И тут подал голос все время молчавший стрелок-радист:
— Товарищ комиссар, пошлите, пожалуйста, меня.
— Хорошо, иди. Разведай обстановку. В деревню должен войти наш батальон. Но на всякий случай пистолет держи наготове и гранаты возьми…
Я хотел еще сказать, чтобы он нашел Рукавишникова, фельдшера батальона, — в танке ведь раненые, — но но успел: радист уже вылез наружу.
Пожар освещал прилегавший к деревне участок местности. А тут еще из-за туч выглянула луна, и в ее свете стала хорошо видна маленькая фигурка стрелка-радиста. Вот он приблизился к крайним избам, остановился и… поднял руки.
В танке наступила до звона натянутая тишина.
— Вот это да! — наливаясь гневом, выдавил из себя Осташков. — Похоже, что сдался, слабак…
— Да погоди ты! — перебил его Бирюков. — Надо еще узнать, чего это он.
— Чего, чего! А то, что лапки кверху, и привет. Еще и фашистов с собой приведет.
— Осташков, перестаньте! — Честно говоря, на душе у меня в тот момент тоже было тревожно, нехорошо. Но в то, что стрелок-радист нас предал, совершенно не верилось.
— Раз руки поднял, значит, в деревне фашисты, — сделал вывод Осташков.
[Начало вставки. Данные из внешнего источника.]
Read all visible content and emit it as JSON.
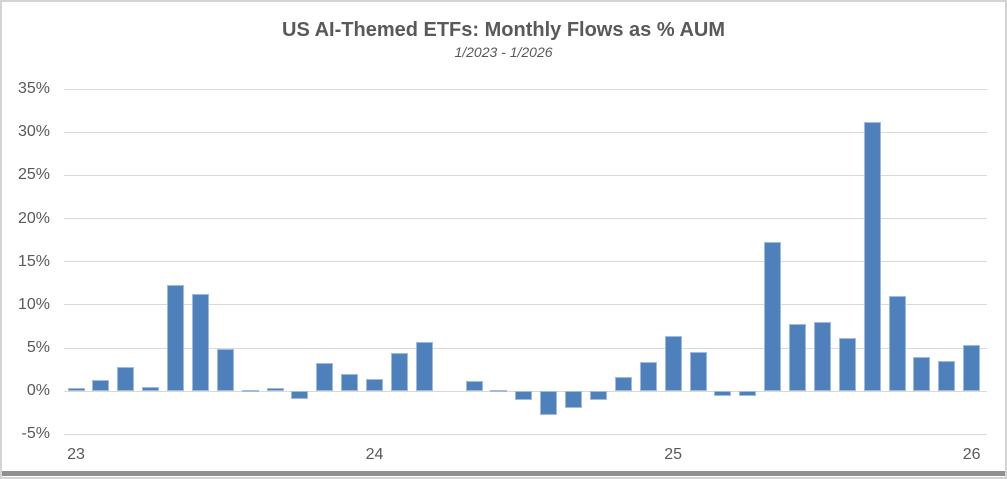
{
  "chart_data": {
    "type": "bar",
    "title": "US AI-Themed ETFs: Monthly Flows as % AUM",
    "subtitle": "1/2023 - 1/2026",
    "xlabel": "",
    "ylabel": "",
    "ylim": [
      -5,
      35
    ],
    "grid": true,
    "legend": false,
    "bar_color": "#4e80bc",
    "bar_border_color": "#9fbcdc",
    "gridline_color": "#d9d9d9",
    "text_color": "#595959",
    "y_tick_labels": [
      "35%",
      "30%",
      "25%",
      "20%",
      "15%",
      "10%",
      "5%",
      "0%",
      "-5%"
    ],
    "y_tick_values": [
      35,
      30,
      25,
      20,
      15,
      10,
      5,
      0,
      -5
    ],
    "x_tick_labels": [
      "23",
      "24",
      "25",
      "26"
    ],
    "x_tick_month_indices": [
      0,
      12,
      24,
      36
    ],
    "categories": [
      "1/23",
      "2/23",
      "3/23",
      "4/23",
      "5/23",
      "6/23",
      "7/23",
      "8/23",
      "9/23",
      "10/23",
      "11/23",
      "12/23",
      "1/24",
      "2/24",
      "3/24",
      "4/24",
      "5/24",
      "6/24",
      "7/24",
      "8/24",
      "9/24",
      "10/24",
      "11/24",
      "12/24",
      "1/25",
      "2/25",
      "3/25",
      "4/25",
      "5/25",
      "6/25",
      "7/25",
      "8/25",
      "9/25",
      "10/25",
      "11/25",
      "12/25",
      "1/26"
    ],
    "values": [
      0.4,
      1.3,
      2.8,
      0.5,
      12.3,
      11.3,
      4.9,
      0.2,
      0.4,
      -0.9,
      3.3,
      2.0,
      1.4,
      4.4,
      5.7,
      0.0,
      1.2,
      0.1,
      -1.0,
      -2.7,
      -1.9,
      -1.0,
      1.7,
      3.4,
      6.4,
      4.5,
      -0.6,
      -0.5,
      17.3,
      7.8,
      8.0,
      6.2,
      31.2,
      11.0,
      4.0,
      3.5,
      5.4
    ]
  }
}
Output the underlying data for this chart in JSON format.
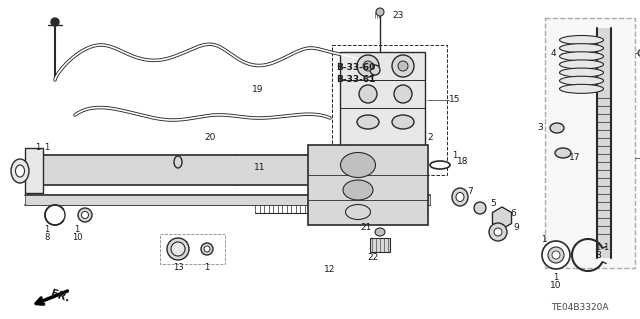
{
  "bg_color": "#ffffff",
  "fig_width": 6.4,
  "fig_height": 3.19,
  "dpi": 100,
  "diagram_code": "TE04B3320A",
  "b_labels": [
    "B-33-60",
    "B-33-61"
  ],
  "lc": "#2a2a2a",
  "tc": "#1a1a1a",
  "gray1": "#c0c0c0",
  "gray2": "#d8d8d8",
  "gray3": "#e8e8e8",
  "gray4": "#a0a0a0",
  "gray5": "#909090"
}
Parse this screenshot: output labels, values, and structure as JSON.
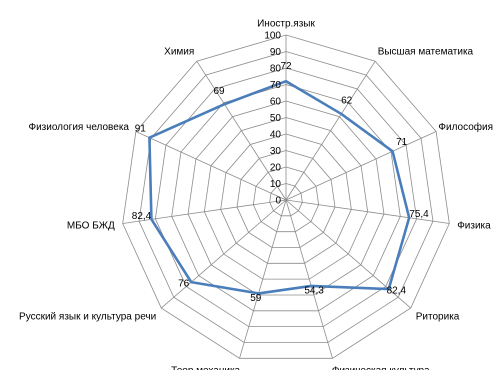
{
  "chart_data": {
    "type": "radar",
    "categories": [
      "Иностр.язык",
      "Высшая математика",
      "Философия",
      "Физика",
      "Риторика",
      "Физическая культура",
      "Теор.механика",
      "Русский язык и культура речи",
      "МБО БЖД",
      "Физиология человека",
      "Химия"
    ],
    "series": [
      {
        "values": [
          72,
          62,
          71,
          75.4,
          82.4,
          54.3,
          59,
          76,
          82.4,
          91,
          69
        ],
        "value_labels": [
          "72",
          "62",
          "71",
          "75,4",
          "82,4",
          "54,3",
          "59",
          "76",
          "82,4",
          "91",
          "69"
        ],
        "color": "#4a7ebb"
      }
    ],
    "r_ticks": [
      "0",
      "10",
      "20",
      "30",
      "40",
      "50",
      "60",
      "70",
      "80",
      "90",
      "100"
    ],
    "rlim": [
      0,
      100
    ],
    "grid": true,
    "legend": "none",
    "gridline_color": "#8c8c8c"
  }
}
— Ну что ж, приготовимся к встрече, — сказал Бирюков.
Прошло минут двадцать. И вот от крайних изб показалась группа людей. Они направлялись в нашу сторону. Шли быстро, но без опаски, во весь рост, словно зная, что им ничего не грозит.
— Вот гады, уже освоились. Открыто идут, как к теще на блины, — заметил Петровский.
— Товарищ комиссар, разрешите, я их полосну маленько? — попросил Осташков.
— Подожди… что-то на гитлеровцев не похоже.
В самом деле, те так открыто не шли бы, да еще тесной группой. Развернулись бы в цепь и начали обкладывать наш израненный танк по всем правилам.
— Братцы! — Бирюков даже всхлипнул от радости. — Да мы ж чуть по своим не врезали! Вон, глядите, первым радист бежит. А за ним, кажется, Иван Антонович Сечной. Точно! А рядом Рукавишников…
Теперь и мы узнали их. Еще издали донесся счастливый голос стрелка-радиста:
— Товарищ комиссар, не стреляйте! Это мы! Подбежали, помогли нам выбраться из танка. Хлопаем друг друга по плечам, смеемся от радости. Рукавишников сразу же захлопотал около раненых.
— А радист-то ваш, радист! Ты знаешь, что он отмочил? — рассказывал Сечной. — Его у самых хат заметили, ну, как положено: «Стой, руки вверх!» Он руки-то поднял, а окажись на нашем месте фашисты, вряд ли бы они его взяли, потому как в руке у него граната была. Он бы и себя подорвал, и их. Точно! — И тут же деловито заводил лучом фонарика по нашему КВ. Осмотрев, сказал уверенно: — Ничего, завтра-послезавтра в строю будет…
В результате боя за Гречишенки, Ильенки, Коркодиново нами были разгромлены подразделения 17-го пехотного полка и его штаб.
— Какие же все-таки мерзавцы эти фашисты! — возмущался наш новый командир батальона капитан Г. В. Авраменко, к огда после упорного боя мы освободили разграбленпую, полусожженную деревню Малая Каменка. — И чем хуже их дела, тем больше зверствуют.
— Еще бы, сверхчеловеки, арийская раса. А сами хуже скотов, — презрительно заметил капитан В. С. Мухин, помощник начальника штаба бригады по разведке: — Ничего у них человеческого нет. Грабят, рушат, жгут… Разве это армия?
— Бандитская у них философия, бандитское и поведение, — вступил в разговор начальник штаба батальона старший лейтенант П. П. Тормоз.
Разговор этот происходил поздним февральским вечером в одной из полуразрушенных хат Малой Каменки. Мы с комбатом только что возвратились из штаба бригады, где получили задачу совместно с пехотой выбить противника из Колодкино и Федюково.
Ночь прошла в хлопотах. Перед рассветом я решил побывать в ротах. Собственно, рот в том представлении, в каком они обычно видятся — с полным штатом людей, с вооружением, техникой, у нас уже не было. В каждом бою батальон нес потери. А пополнение поступало нечасто. Вот и. получалось: в донесениях и сводках фигурировала рота, а на самом деле в ней всего-навсего один танк.
— Привет, Лыков! — раздалось над самым моим ухом. В темноте различил знакомую фигуру комиссара стрелкового батальона политрука П. Н. Шерстова. Он, как всегда, бодр, улыбчив. Будто и не было тех тяжелых двухнедельных боев у Юхновского шоссе, когда его батальону приходилось подчас драться в окружении. — Куда направился?
— По ротам. Надо с людьми поговорить.